Created 03-27-2023 04:40 AM
Hello
We have a HDFS cluster configure to work with Kerberos and we want to use nifi processor PutParquet to write file into hadoop cluster.
do we need to configure nifi to work with kerberos too in order to connect to Hadoop?
what are the steps i need to take in order to do the connection between the two clusters (nifi --> HDFS)
Thanks
Created 03-27-2023 05:15 AM
At a minimum, this is required in NiFi to connect to the Hdfs service secured by Kerberos.
1. Copy of core-site.xml and hdfs-site.xml file from hdfs cluster needs to be placed on nifi host to be able to configure in for Hadoop Configuration Resources property
2. Kerberos user principal and copy of keytab file on each nifi node to able to use by KeytabCredentialsService or directly configured in processor.
3. From NiFi hosts, the user who is running the nifi application "by default is nifi " should be able to obtain Kerberos tickets by using the user principal and keytab file configured in processor at step2 , from KDC server which is used by HDFS Service, so krb5.conf Kerberos client file needs to be updated to respective kdc realm details.
If you found this response assisted with your issue, please take a moment and click on "Accept as Solution" below this post.
Thank you
Created 03-27-2023 05:15 AM
At a minimum, this is required in NiFi to connect to the Hdfs service secured by Kerberos.
1. Copy of core-site.xml and hdfs-site.xml file from hdfs cluster needs to be placed on nifi host to be able to configure in for Hadoop Configuration Resources property
2. Kerberos user principal and copy of keytab file on each nifi node to able to use by KeytabCredentialsService or directly configured in processor.
3. From NiFi hosts, the user who is running the nifi application "by default is nifi " should be able to obtain Kerberos tickets by using the user principal and keytab file configured in processor at step2 , from KDC server which is used by HDFS Service, so krb5.conf Kerberos client file needs to be updated to respective kdc realm details.
If you found this response assisted with your issue, please take a moment and click on "Accept as Solution" below this post.
Thank you
Created 03-27-2023 05:27 AM
Thanks for your reply,
step 2 - a. where can i find the user principle ? b. there are several keytabs for each service . which one do i need ?
step 3 - its not very clear , do i need to install kerberos in nifi cluster in order to
connect to hdfs cluster ? do i need to copy the krb5.conf file to nifi cluster ?
Thanks
Created 03-27-2023 06:28 AM
Regarding step 2, You have to determine the HDFS directory where NiFi PutParquet will write the files, and who has access to this directory path on HDFS, that user's user principal and associated keytab is required. I assume if HDFS is secured by Kerberos then the users has to obtain the Kerberos ticket by running kinit with user principal and Keytab to access it at the HDFS side.

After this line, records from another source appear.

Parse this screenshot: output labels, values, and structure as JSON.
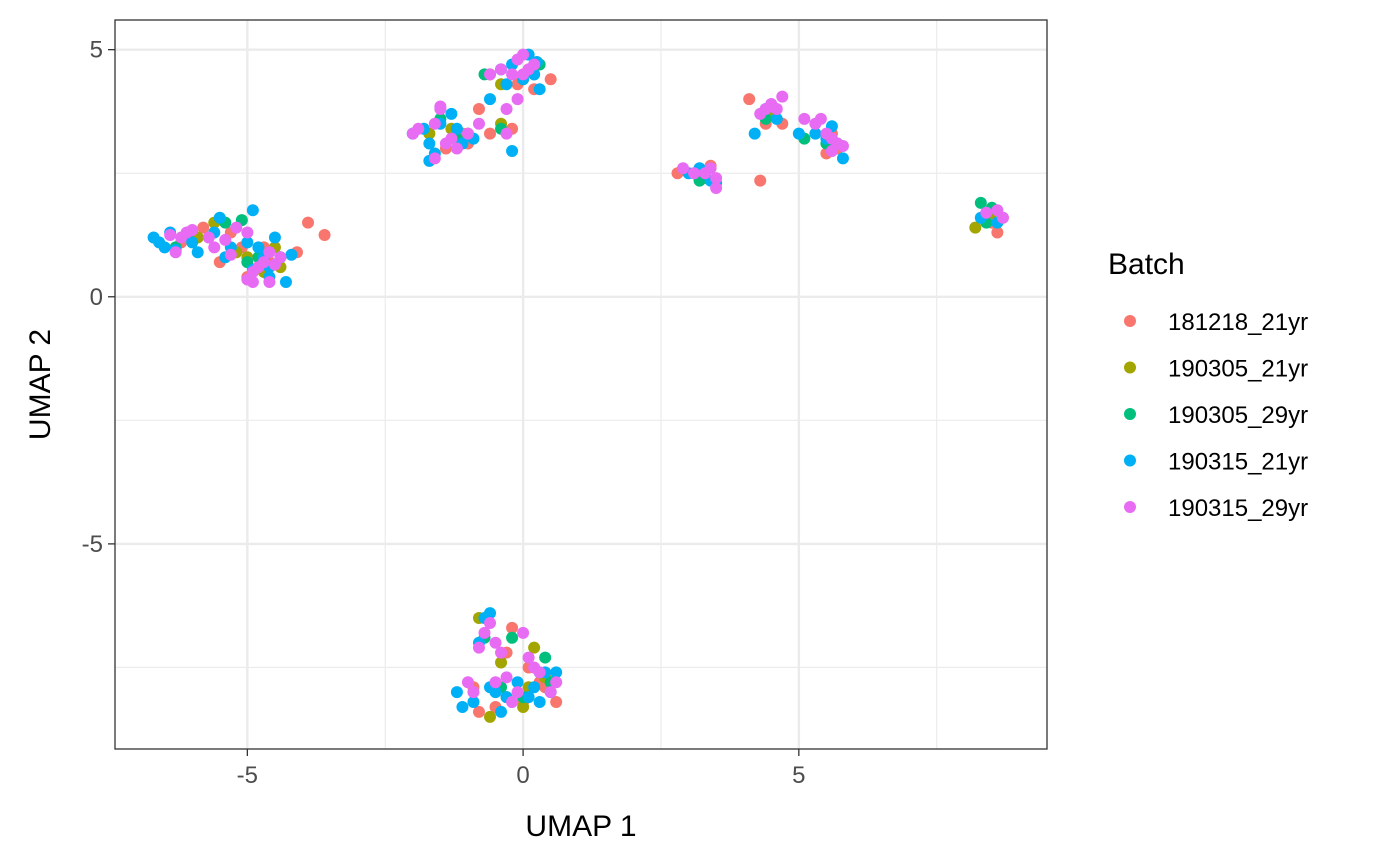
{
  "chart_data": {
    "type": "scatter",
    "title": "",
    "xlabel": "UMAP 1",
    "ylabel": "UMAP 2",
    "xlim": [
      -7.4,
      9.5
    ],
    "ylim": [
      -9.15,
      5.6
    ],
    "x_ticks": [
      -5,
      0,
      5
    ],
    "y_ticks": [
      5,
      0,
      -5
    ],
    "x_tick_labels": [
      "-5",
      "0",
      "5"
    ],
    "y_tick_labels": [
      "5",
      "0",
      "-5"
    ],
    "grid": true,
    "legend": {
      "title": "Batch",
      "position": "right"
    },
    "series": [
      {
        "name": "181218_21yr",
        "color": "#F8766D",
        "points": [
          [
            -5.8,
            1.4
          ],
          [
            -5.5,
            0.7
          ],
          [
            -5.3,
            1.3
          ],
          [
            -5.0,
            0.4
          ],
          [
            -4.7,
            1.0
          ],
          [
            -4.6,
            0.7
          ],
          [
            -4.1,
            0.9
          ],
          [
            -3.9,
            1.5
          ],
          [
            -3.6,
            1.25
          ],
          [
            -6.2,
            1.1
          ],
          [
            -5.1,
            1.0
          ],
          [
            -1.4,
            3.0
          ],
          [
            -1.1,
            3.3
          ],
          [
            -0.8,
            3.8
          ],
          [
            -0.6,
            3.3
          ],
          [
            -0.2,
            3.4
          ],
          [
            0.1,
            4.6
          ],
          [
            0.2,
            4.2
          ],
          [
            0.5,
            4.4
          ],
          [
            -1.0,
            3.1
          ],
          [
            -0.1,
            4.3
          ],
          [
            2.8,
            2.5
          ],
          [
            3.2,
            2.4
          ],
          [
            3.4,
            2.65
          ],
          [
            4.1,
            4.0
          ],
          [
            4.3,
            2.35
          ],
          [
            4.4,
            3.5
          ],
          [
            4.7,
            3.5
          ],
          [
            5.5,
            2.9
          ],
          [
            5.7,
            3.0
          ],
          [
            5.6,
            3.3
          ],
          [
            8.5,
            1.5
          ],
          [
            8.6,
            1.3
          ],
          [
            8.7,
            1.6
          ],
          [
            -0.9,
            -7.9
          ],
          [
            -0.8,
            -8.4
          ],
          [
            -0.5,
            -8.3
          ],
          [
            -0.2,
            -6.7
          ],
          [
            0.1,
            -7.5
          ],
          [
            0.3,
            -7.8
          ],
          [
            0.6,
            -8.2
          ],
          [
            -0.3,
            -7.2
          ],
          [
            0.0,
            -8.2
          ],
          [
            0.4,
            -7.9
          ]
        ]
      },
      {
        "name": "190305_21yr",
        "color": "#A3A500",
        "points": [
          [
            -5.9,
            1.2
          ],
          [
            -5.6,
            1.5
          ],
          [
            -5.2,
            0.9
          ],
          [
            -4.7,
            0.5
          ],
          [
            -4.5,
            1.0
          ],
          [
            -4.4,
            0.6
          ],
          [
            -5.0,
            0.8
          ],
          [
            -1.7,
            3.3
          ],
          [
            -1.3,
            3.4
          ],
          [
            -1.0,
            3.3
          ],
          [
            -0.4,
            4.3
          ],
          [
            -0.6,
            4.5
          ],
          [
            -0.4,
            3.5
          ],
          [
            0.0,
            4.4
          ],
          [
            3.1,
            2.5
          ],
          [
            3.3,
            2.4
          ],
          [
            4.5,
            3.7
          ],
          [
            8.2,
            1.4
          ],
          [
            8.5,
            1.7
          ],
          [
            -0.8,
            -6.5
          ],
          [
            -0.6,
            -8.5
          ],
          [
            -0.3,
            -8.1
          ],
          [
            0.0,
            -8.3
          ],
          [
            0.2,
            -7.1
          ],
          [
            0.4,
            -7.7
          ],
          [
            -0.4,
            -7.4
          ],
          [
            0.1,
            -7.9
          ]
        ]
      },
      {
        "name": "190305_29yr",
        "color": "#00BF7D",
        "points": [
          [
            -5.4,
            1.5
          ],
          [
            -5.1,
            1.55
          ],
          [
            -4.8,
            0.8
          ],
          [
            -5.0,
            0.7
          ],
          [
            -6.3,
            1.0
          ],
          [
            -1.5,
            3.6
          ],
          [
            -1.2,
            3.2
          ],
          [
            -0.4,
            3.4
          ],
          [
            0.2,
            4.5
          ],
          [
            -0.7,
            4.5
          ],
          [
            0.3,
            4.7
          ],
          [
            3.2,
            2.35
          ],
          [
            4.4,
            3.6
          ],
          [
            5.1,
            3.2
          ],
          [
            5.5,
            3.1
          ],
          [
            8.3,
            1.9
          ],
          [
            8.5,
            1.8
          ],
          [
            8.4,
            1.5
          ],
          [
            -0.7,
            -6.9
          ],
          [
            -0.2,
            -6.9
          ],
          [
            0.4,
            -7.3
          ],
          [
            0.5,
            -7.8
          ],
          [
            0.0,
            -8.1
          ],
          [
            -0.4,
            -7.9
          ],
          [
            0.3,
            -7.6
          ]
        ]
      },
      {
        "name": "190315_21yr",
        "color": "#00B0F6",
        "points": [
          [
            -6.7,
            1.2
          ],
          [
            -6.5,
            1.0
          ],
          [
            -6.4,
            1.3
          ],
          [
            -6.3,
            0.95
          ],
          [
            -6.0,
            1.1
          ],
          [
            -5.9,
            0.9
          ],
          [
            -5.6,
            1.3
          ],
          [
            -5.5,
            1.6
          ],
          [
            -5.4,
            0.8
          ],
          [
            -5.3,
            1.0
          ],
          [
            -5.0,
            1.1
          ],
          [
            -4.9,
            1.75
          ],
          [
            -4.8,
            1.0
          ],
          [
            -4.7,
            0.8
          ],
          [
            -4.6,
            0.6
          ],
          [
            -4.5,
            1.2
          ],
          [
            -4.4,
            0.8
          ],
          [
            -4.3,
            0.3
          ],
          [
            -4.6,
            0.4
          ],
          [
            -4.2,
            0.85
          ],
          [
            -6.6,
            1.1
          ],
          [
            -6.1,
            1.25
          ],
          [
            -4.9,
            0.55
          ],
          [
            -2.0,
            3.3
          ],
          [
            -1.8,
            3.4
          ],
          [
            -1.7,
            3.1
          ],
          [
            -1.6,
            2.9
          ],
          [
            -1.5,
            3.5
          ],
          [
            -1.3,
            3.7
          ],
          [
            -1.2,
            3.4
          ],
          [
            -1.1,
            3.1
          ],
          [
            -0.9,
            3.2
          ],
          [
            -0.6,
            4.0
          ],
          [
            -0.4,
            4.6
          ],
          [
            -0.3,
            4.3
          ],
          [
            -0.2,
            4.7
          ],
          [
            0.0,
            4.4
          ],
          [
            0.1,
            4.9
          ],
          [
            0.2,
            4.5
          ],
          [
            0.3,
            4.2
          ],
          [
            -0.2,
            2.95
          ],
          [
            -1.7,
            2.75
          ],
          [
            0.25,
            4.75
          ],
          [
            3.0,
            2.5
          ],
          [
            3.2,
            2.6
          ],
          [
            3.4,
            2.35
          ],
          [
            3.5,
            2.3
          ],
          [
            4.2,
            3.3
          ],
          [
            4.4,
            3.8
          ],
          [
            4.6,
            3.6
          ],
          [
            5.0,
            3.3
          ],
          [
            5.3,
            3.3
          ],
          [
            5.5,
            3.2
          ],
          [
            5.6,
            3.45
          ],
          [
            5.7,
            3.1
          ],
          [
            5.8,
            2.8
          ],
          [
            8.4,
            1.7
          ],
          [
            8.6,
            1.5
          ],
          [
            8.3,
            1.6
          ],
          [
            -1.2,
            -8.0
          ],
          [
            -1.1,
            -8.3
          ],
          [
            -0.9,
            -8.2
          ],
          [
            -0.8,
            -7.0
          ],
          [
            -0.7,
            -6.5
          ],
          [
            -0.6,
            -6.4
          ],
          [
            -0.5,
            -8.0
          ],
          [
            -0.4,
            -8.4
          ],
          [
            -0.3,
            -8.1
          ],
          [
            -0.1,
            -7.8
          ],
          [
            0.1,
            -8.1
          ],
          [
            0.2,
            -7.9
          ],
          [
            0.3,
            -8.2
          ],
          [
            0.4,
            -7.6
          ],
          [
            0.6,
            -7.6
          ],
          [
            -0.6,
            -7.9
          ],
          [
            0.5,
            -8.0
          ]
        ]
      },
      {
        "name": "190315_29yr",
        "color": "#E76BF3",
        "points": [
          [
            -6.4,
            1.25
          ],
          [
            -6.3,
            0.9
          ],
          [
            -6.2,
            1.2
          ],
          [
            -6.1,
            1.3
          ],
          [
            -6.0,
            1.35
          ],
          [
            -5.7,
            1.2
          ],
          [
            -5.6,
            1.0
          ],
          [
            -5.4,
            1.15
          ],
          [
            -5.3,
            0.85
          ],
          [
            -5.2,
            1.4
          ],
          [
            -5.0,
            1.3
          ],
          [
            -4.9,
            0.5
          ],
          [
            -4.8,
            0.6
          ],
          [
            -4.7,
            0.7
          ],
          [
            -4.6,
            0.9
          ],
          [
            -4.5,
            0.65
          ],
          [
            -4.4,
            0.8
          ],
          [
            -4.9,
            0.3
          ],
          [
            -4.6,
            0.3
          ],
          [
            -5.0,
            0.35
          ],
          [
            -2.0,
            3.3
          ],
          [
            -1.9,
            3.4
          ],
          [
            -1.6,
            3.5
          ],
          [
            -1.5,
            3.8
          ],
          [
            -1.4,
            3.1
          ],
          [
            -1.3,
            3.2
          ],
          [
            -1.2,
            3.0
          ],
          [
            -1.0,
            3.3
          ],
          [
            -0.8,
            3.5
          ],
          [
            -0.6,
            4.5
          ],
          [
            -0.4,
            4.6
          ],
          [
            -0.3,
            3.8
          ],
          [
            -0.2,
            4.5
          ],
          [
            -0.1,
            4.8
          ],
          [
            0.0,
            4.9
          ],
          [
            0.1,
            4.6
          ],
          [
            0.2,
            4.7
          ],
          [
            -1.6,
            2.8
          ],
          [
            -0.3,
            3.3
          ],
          [
            0.0,
            4.5
          ],
          [
            -0.1,
            4.0
          ],
          [
            -1.5,
            3.85
          ],
          [
            2.9,
            2.6
          ],
          [
            3.1,
            2.5
          ],
          [
            3.3,
            2.5
          ],
          [
            3.4,
            2.6
          ],
          [
            3.5,
            2.4
          ],
          [
            4.3,
            3.7
          ],
          [
            4.4,
            3.8
          ],
          [
            4.5,
            3.9
          ],
          [
            4.6,
            3.8
          ],
          [
            4.7,
            4.05
          ],
          [
            5.1,
            3.6
          ],
          [
            5.3,
            3.5
          ],
          [
            5.4,
            3.6
          ],
          [
            5.5,
            3.3
          ],
          [
            5.6,
            3.2
          ],
          [
            5.7,
            3.1
          ],
          [
            5.8,
            3.05
          ],
          [
            5.6,
            2.95
          ],
          [
            3.5,
            2.2
          ],
          [
            8.4,
            1.7
          ],
          [
            8.7,
            1.6
          ],
          [
            8.6,
            1.75
          ],
          [
            -1.0,
            -7.8
          ],
          [
            -0.9,
            -8.0
          ],
          [
            -0.8,
            -7.1
          ],
          [
            -0.7,
            -6.8
          ],
          [
            -0.6,
            -6.6
          ],
          [
            -0.5,
            -7.0
          ],
          [
            -0.4,
            -7.2
          ],
          [
            -0.3,
            -7.7
          ],
          [
            -0.2,
            -8.2
          ],
          [
            0.0,
            -6.8
          ],
          [
            0.1,
            -7.3
          ],
          [
            0.2,
            -7.5
          ],
          [
            0.3,
            -7.6
          ],
          [
            0.5,
            -8.0
          ],
          [
            0.6,
            -7.8
          ],
          [
            -0.5,
            -7.8
          ],
          [
            -0.1,
            -8.0
          ]
        ]
      }
    ]
  }
}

About step 3. No need to install Kerberos service, NiFi needs a Kerberos client on NiFi hosts which is by default installed on most Linux OS.
client config files located at /etc/krb5.conf , to which Kerberos server NiFi PutParquet should connect in order to obtain kerbeors ticket using configured user pric/keytab details, user has updated Krb5.conf file with Kerberos Server details. I mean KDC realm details.
If you found this additional response assisted with your issue, please take a moment and click on "Accept as Solution" below this post.
Thank you
Created 03-27-2023 06:59 AM
Thanks,
i am getting the following error " ERROR org.apache.nifi.processors.parquet.PutParquet: PutParquet[id=c6dee132-cb63-3b8b-9148-ec10de8044c4] HDFS Configuration error - java.lang.IllegalArgumentException: Can't get Kerberos realm: java.lang.IllegalArgumentException: KrbException: Cannot locate default realm
↳ causes: java.lang.IllegalArgumentException: Can't get Kerberos realm
"